Advances in reasoning capabilities can unlock new functionalities, such as assessing complex financial claims or handling intensive academic or analytical research (like adjudicating billing disputes). Multimodal models make it possible to extract potential video data rooted in the physical world (for example, cameras on manufacturing floors). And computer operation capabilities enable automation in vast industries long locked down by desktop software, poor APIs, and fragmented workflows.

James da Costa: AI Startups Selling to Other AI Startups and Scaling

We are in an unprecedented moment of company creation driven by the current AI product cycle.

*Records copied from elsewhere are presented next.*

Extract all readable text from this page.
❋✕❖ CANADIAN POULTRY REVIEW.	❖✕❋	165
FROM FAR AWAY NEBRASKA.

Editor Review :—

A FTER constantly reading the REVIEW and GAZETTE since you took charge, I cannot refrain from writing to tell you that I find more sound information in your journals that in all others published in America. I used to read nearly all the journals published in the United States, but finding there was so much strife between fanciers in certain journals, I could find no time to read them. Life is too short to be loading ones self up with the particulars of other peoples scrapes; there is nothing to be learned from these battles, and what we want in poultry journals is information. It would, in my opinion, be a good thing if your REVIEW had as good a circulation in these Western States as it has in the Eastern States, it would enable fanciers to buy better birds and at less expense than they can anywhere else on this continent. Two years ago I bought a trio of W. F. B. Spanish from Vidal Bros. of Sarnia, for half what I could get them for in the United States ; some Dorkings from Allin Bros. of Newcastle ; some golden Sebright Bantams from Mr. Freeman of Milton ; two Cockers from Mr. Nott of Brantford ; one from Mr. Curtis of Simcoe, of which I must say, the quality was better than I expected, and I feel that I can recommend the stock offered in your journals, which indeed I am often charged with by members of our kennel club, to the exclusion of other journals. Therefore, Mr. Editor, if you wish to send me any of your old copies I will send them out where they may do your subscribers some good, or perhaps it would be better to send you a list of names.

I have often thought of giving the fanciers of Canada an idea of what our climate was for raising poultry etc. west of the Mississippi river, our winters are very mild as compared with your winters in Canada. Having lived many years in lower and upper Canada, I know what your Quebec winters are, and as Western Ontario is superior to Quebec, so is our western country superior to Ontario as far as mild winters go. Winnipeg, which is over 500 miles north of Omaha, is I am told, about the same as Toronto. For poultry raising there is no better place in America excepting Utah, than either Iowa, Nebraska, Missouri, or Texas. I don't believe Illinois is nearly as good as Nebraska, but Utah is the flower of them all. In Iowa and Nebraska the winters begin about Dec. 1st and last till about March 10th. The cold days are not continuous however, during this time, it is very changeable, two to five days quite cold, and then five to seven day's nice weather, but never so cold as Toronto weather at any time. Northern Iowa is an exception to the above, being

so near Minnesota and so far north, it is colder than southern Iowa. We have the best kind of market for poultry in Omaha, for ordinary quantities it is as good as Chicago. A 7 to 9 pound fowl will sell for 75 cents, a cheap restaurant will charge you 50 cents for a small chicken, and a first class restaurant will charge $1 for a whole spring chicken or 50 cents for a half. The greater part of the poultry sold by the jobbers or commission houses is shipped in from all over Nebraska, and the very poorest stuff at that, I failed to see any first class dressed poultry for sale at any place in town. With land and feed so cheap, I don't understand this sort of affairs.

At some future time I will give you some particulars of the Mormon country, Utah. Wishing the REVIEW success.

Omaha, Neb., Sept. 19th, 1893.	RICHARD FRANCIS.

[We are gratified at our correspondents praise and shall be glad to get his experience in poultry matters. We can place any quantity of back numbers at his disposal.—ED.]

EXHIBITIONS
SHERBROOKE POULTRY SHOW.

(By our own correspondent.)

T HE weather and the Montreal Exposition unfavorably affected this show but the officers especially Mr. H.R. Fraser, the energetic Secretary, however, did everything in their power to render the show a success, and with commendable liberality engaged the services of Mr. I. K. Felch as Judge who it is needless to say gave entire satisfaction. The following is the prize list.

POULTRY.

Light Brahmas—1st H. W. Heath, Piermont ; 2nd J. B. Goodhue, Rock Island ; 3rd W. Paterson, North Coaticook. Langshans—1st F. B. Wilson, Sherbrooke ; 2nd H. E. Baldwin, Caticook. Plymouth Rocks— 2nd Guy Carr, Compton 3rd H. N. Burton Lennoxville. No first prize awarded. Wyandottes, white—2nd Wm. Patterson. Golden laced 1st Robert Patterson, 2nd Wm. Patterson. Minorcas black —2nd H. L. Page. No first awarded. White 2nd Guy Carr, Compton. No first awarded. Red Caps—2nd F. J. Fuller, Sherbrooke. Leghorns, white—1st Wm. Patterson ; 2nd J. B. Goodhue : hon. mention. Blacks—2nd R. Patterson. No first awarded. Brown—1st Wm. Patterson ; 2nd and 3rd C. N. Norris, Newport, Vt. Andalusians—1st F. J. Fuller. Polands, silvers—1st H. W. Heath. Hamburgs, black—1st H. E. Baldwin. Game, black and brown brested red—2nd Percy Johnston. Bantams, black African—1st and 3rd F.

But unlike before, existing giants are not "asleep"; they are actively adopting AI. So how can startups win?

One of the most powerful and underrated ways for startups to gain distribution rights is to serve companies at the formation stage: that is, greenfield companies (new businesses). If you can attract them at the time of their formation and grow with them, you will also become a large company as your customers grow. Companies like Stripe, Deel, Mercury, and Ramp have followed this strategy. In fact, when Stripe was founded, many of its customers did not yet exist.

By 2026, we will see these greenfield-focused startups scale across a range of enterprise software categories. The secret is simple: build better products and focus on new customers who are not constrained by existing giants.